The calculated reflection loss curves of composites in the range of 2–18 GHz are shown in Figure 8. Reflection loss of CB and CBP samples at a thickness of 4 mm is shown in Figure 8(a); it can be observed that the sample of CBP3 exhibits high-performance microwave absorption compared with CB and others. It shows that the minimum RL value is up to −30.9 dB at 8 GHz and bandwidth corresponding to the reflection loss lower than −10 dB is from 7.5 GHz to 10.2 GHz. The excellent microwave absorption of the CBP3 can be accounted by the fact that the prominent interfacial polarization and synergistic action are formed due to the interaction between conductive network of PANI and electric field. Furthermore, impedance matching has been improved with the appropriate content of PANI. Nevertheless, the microwave absorption of CBP4 is sharply deteriorated with the PANI content of composites further increasing. The reason is that a high value of permittivity and conductivity will result in strong reflection and poor impedance matching. The reflection loss curves of CBP3 with different thicknesses are shown in Figure 8(b).

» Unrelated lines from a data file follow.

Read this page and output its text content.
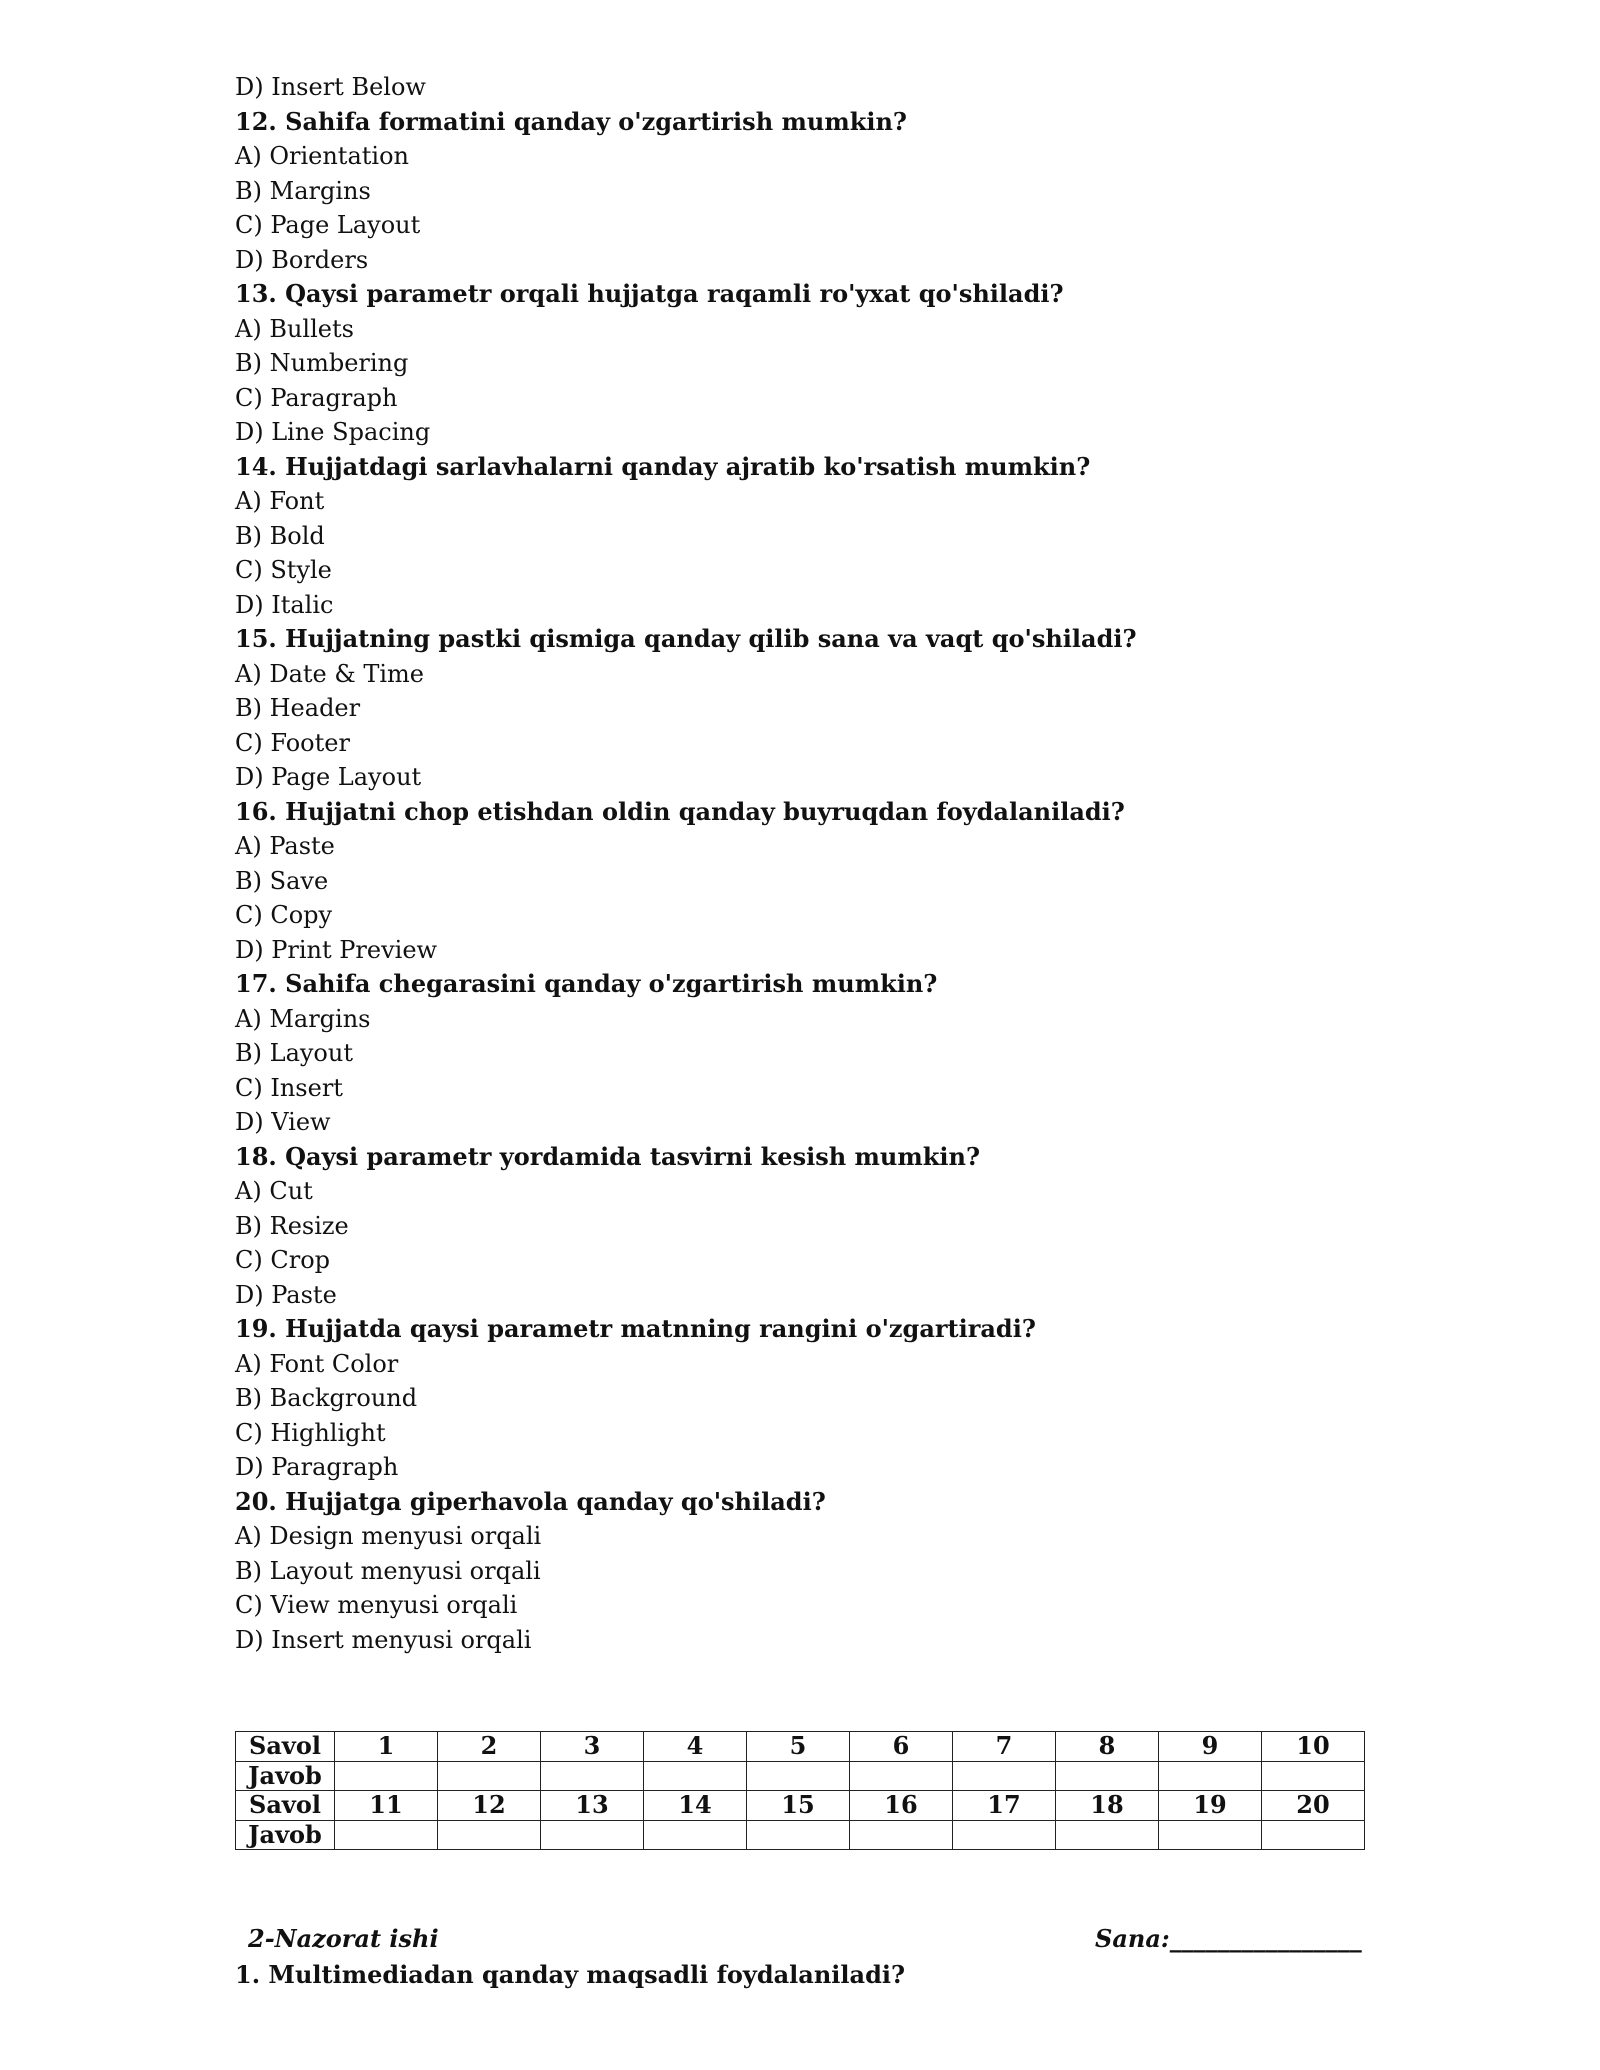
D) Insert Below
12. Sahifa formatini qanday o'zgartirish mumkin?
A) Orientation
B) Margins
C) Page Layout
D) Borders
13. Qaysi parametr orqali hujjatga raqamli ro'yxat qo'shiladi?
A) Bullets
B) Numbering
C) Paragraph
D) Line Spacing
14. Hujjatdagi sarlavhalarni qanday ajratib ko'rsatish mumkin?
A) Font
B) Bold
C) Style
D) Italic
15. Hujjatning pastki qismiga qanday qilib sana va vaqt qo'shiladi?
A) Date & Time
B) Header
C) Footer
D) Page Layout
16. Hujjatni chop etishdan oldin qanday buyruqdan foydalaniladi?
A) Paste
B) Save
C) Copy
D) Print Preview
17. Sahifa chegarasini qanday o'zgartirish mumkin?
A) Margins
B) Layout
C) Insert
D) View
18. Qaysi parametr yordamida tasvirni kesish mumkin?
A) Cut
B) Resize
C) Crop
D) Paste
19. Hujjatda qaysi parametr matnning rangini o'zgartiradi?
A) Font Color
B) Background
C) Highlight
D) Paragraph
20. Hujjatga giperhavola qanday qo'shiladi?
A) Design menyusi orqali
B) Layout menyusi orqali
C) View menyusi orqali
D) Insert menyusi orqali
Savol	1	2	3	4	5	6	7	8	9	10
Javob										
Savol	11	12	13	14	15	16	17	18	19	20
Javob										
2-Nazorat ishi	Sana:________________
1. Multimediadan qanday maqsadli foydalaniladi?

It is clear that the minimum reflection loss peak shifted to the low frequency with the increasing thickness, which is corresponding to the theory of quarter-wave principle [27, 28]. Based on above analysis, it concludes that the high-performance microwave absorption of CBP can be improved significantly by tunable components.

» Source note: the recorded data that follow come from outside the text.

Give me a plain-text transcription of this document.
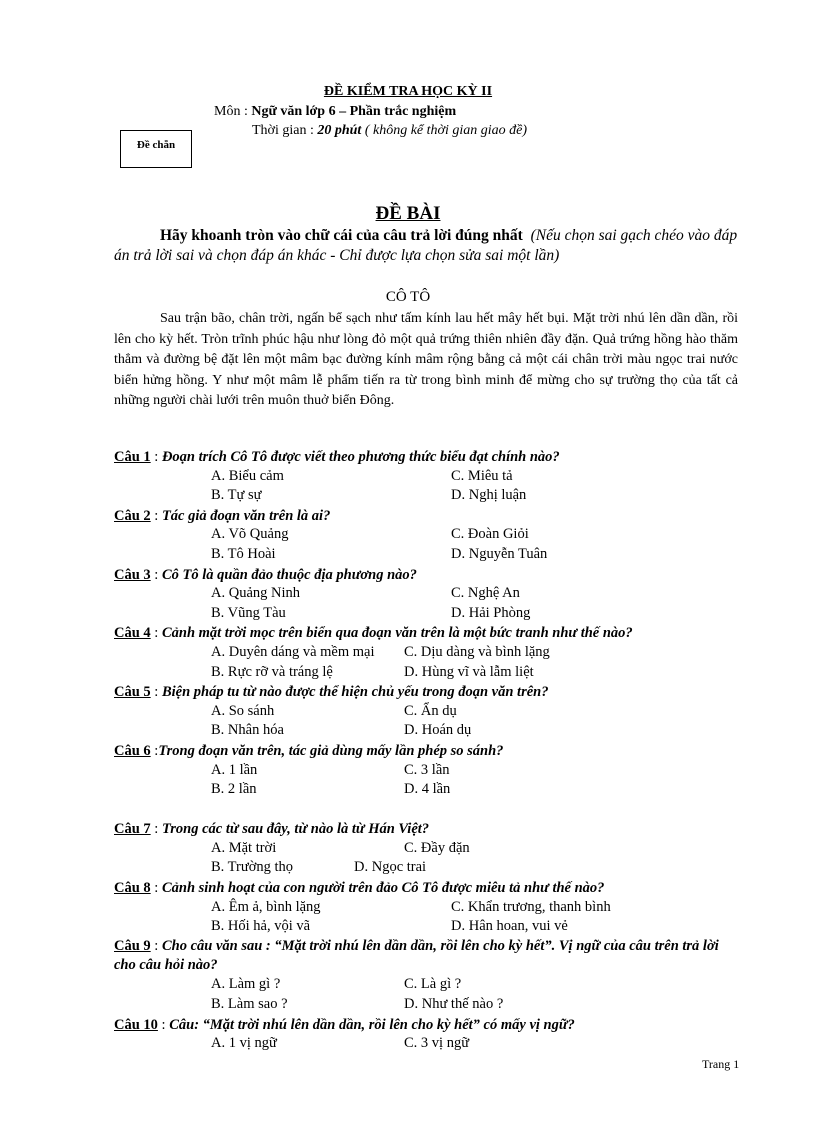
ĐỀ KIỂM TRA HỌC KỲ II
Môn : Ngữ văn lớp 6 – Phần trắc nghiệm
Thời gian : 20 phút ( không kể thời gian giao đề)
Đề chẵn
ĐỀ BÀI
Hãy khoanh tròn vào chữ cái của câu trả lời đúng nhất (Nếu chọn sai gạch chéo vào đáp án trả lời sai và chọn đáp án khác - Chỉ được lựa chọn sửa sai một lần)
CÔ TÔ
Sau trận bão, chân trời, ngấn bể sạch như tấm kính lau hết mây hết bụi. Mặt trời nhú lên dần dần, rồi lên cho kỳ hết. Tròn trĩnh phúc hậu như lòng đỏ một quả trứng thiên nhiên đầy đặn. Quả trứng hồng hào thăm thẳm và đường bệ đặt lên một mâm bạc đường kính mâm rộng bằng cả một cái chân trời màu ngọc trai nước biển hửng hồng. Y như một mâm lễ phẩm tiến ra từ trong bình minh để mừng cho sự trường thọ của tất cả những người chài lưới trên muôn thuở biển Đông.
Câu 1 : Đoạn trích Cô Tô được viết theo phương thức biểu đạt chính nào?
A. Biểu cảm	C. Miêu tả
B. Tự sự	D. Nghị luận
Câu 2 : Tác giả đoạn văn trên là ai?
A. Võ Quảng	C. Đoàn Giỏi
B. Tô Hoài	D. Nguyễn Tuân
Câu 3 : Cô Tô là quần đảo thuộc địa phương nào?
A. Quảng Ninh	C. Nghệ An
B. Vũng Tàu	D. Hải Phòng
Câu 4 : Cảnh mặt trời mọc trên biển qua đoạn văn trên là một bức tranh như thế nào?
A. Duyên dáng và mềm mại C. Dịu dàng và bình lặng
B. Rực rỡ và tráng lệ	D. Hùng vĩ và lẫm liệt
Câu 5 : Biện pháp tu từ nào được thể hiện chủ yếu trong đoạn văn trên?
A. So sánh	C. Ẩn dụ
B. Nhân hóa	D. Hoán dụ
Câu 6 :Trong đoạn văn trên, tác giả dùng mấy lần phép so sánh?
A. 1 lần	C. 3 lần
B. 2 lần	D. 4 lần
Câu 7 : Trong các từ sau đây, từ nào là từ Hán Việt?
A. Mặt trời	C. Đầy đặn
B. Trường thọ	D. Ngọc trai
Câu 8 : Cảnh sinh hoạt của con người trên đảo Cô Tô được miêu tả như thế nào?
A. Êm ả, bình lặng	C. Khẩn trương, thanh bình
B. Hối hả, vội vã	D. Hân hoan, vui vẻ
Câu 9 : Cho câu văn sau : “Mặt trời nhú lên dần dần, rồi lên cho kỳ hết”. Vị ngữ của câu trên trả lời cho câu hỏi nào?
A. Làm gì ?	C. Là gì ?
B. Làm sao ?	D. Như thế nào ?
Câu 10 : Câu: “Mặt trời nhú lên dần dần, rồi lên cho kỳ hết” có mấy vị ngữ?
A. 1 vị ngữ	C. 3 vị ngữ
Trang 1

Figure 8: (a) Reflection loss of samples with the thickness of 4 mm and (b) reflection loss of CBP3 with different thickness.

The main microwave absorption mechanism of CBP is proposed in Figure 9. It is well known that the microwave energy attenuation by CNTs and CB is relying on electronic polarization and interfacial polarization. Therefore, microwave absorption of composites can be enhanced through dielectric polarization relaxation for the CNTs decorated with BaTiO3 nanoparticles. In addition, it is also noted that network formed between PANI and CB not only reinforcing synergistic action but also strengthening interfacial polarization. Furthermore, the impedance matching properties of materials have been improved significantly by PANI. Thus, compared with CB, the microwave absorption of CBP is improved significantly.

Figure 9: Electromagnetic wave absorbing mechanism of CBP composite.

4. Conclusions

Barium titanate/carbon nanotubes incorporated polyaniline composites with 3D conductive network structure have been successfully prepared by an easy and flexible method, which exhibit excellent microwave absorbing properties. The good dielectric properties and high impedance matching of CBP composites are due to presence of CB and PANI, as well as the synergistic effect and geometrical effect due to the microstructure which collectively contributes towards the outstanding performance. The CBP with the mass ratio of CB : PANI = 2 : 3 (CBP3) shows the best microwave absorption properties. The maximum reflection loss of CBP3 is −30.9 dB at 8 GHz with a 4 mm thick sample layer and filler loading of 30 wt% paraffin wax, and the bandwidth with a reflection loss less than −10 dB covers wide frequency range from 7.5 to 10.2 GHz. Therefore, it is reasonable to believe their potential for making futuristic microwave absorbers.

Competing Interests

The authors declare no competing financial interests.


This work issupported by National Natural Science Foundation of China (no. 51503183); Zhejiang Provincial Natural Science Foundation of China (no. LQ14E030010); Science Foundation of Zhejiang Sci-Tech University (ZSTU) (nos. 13012147-Y and 13012062-Y); Zhejiang Top Priority Discipline of Textile Science and Engineering, National Engineering Lab for Textile Fiber Materials and Processing Technology (Zhejiang) (nos. 2013YBZX04 and 2014CLXK10). The authors also thank Professor Yida Deng of Shanghai Jiangtong University for the help of microwave absorption measurements.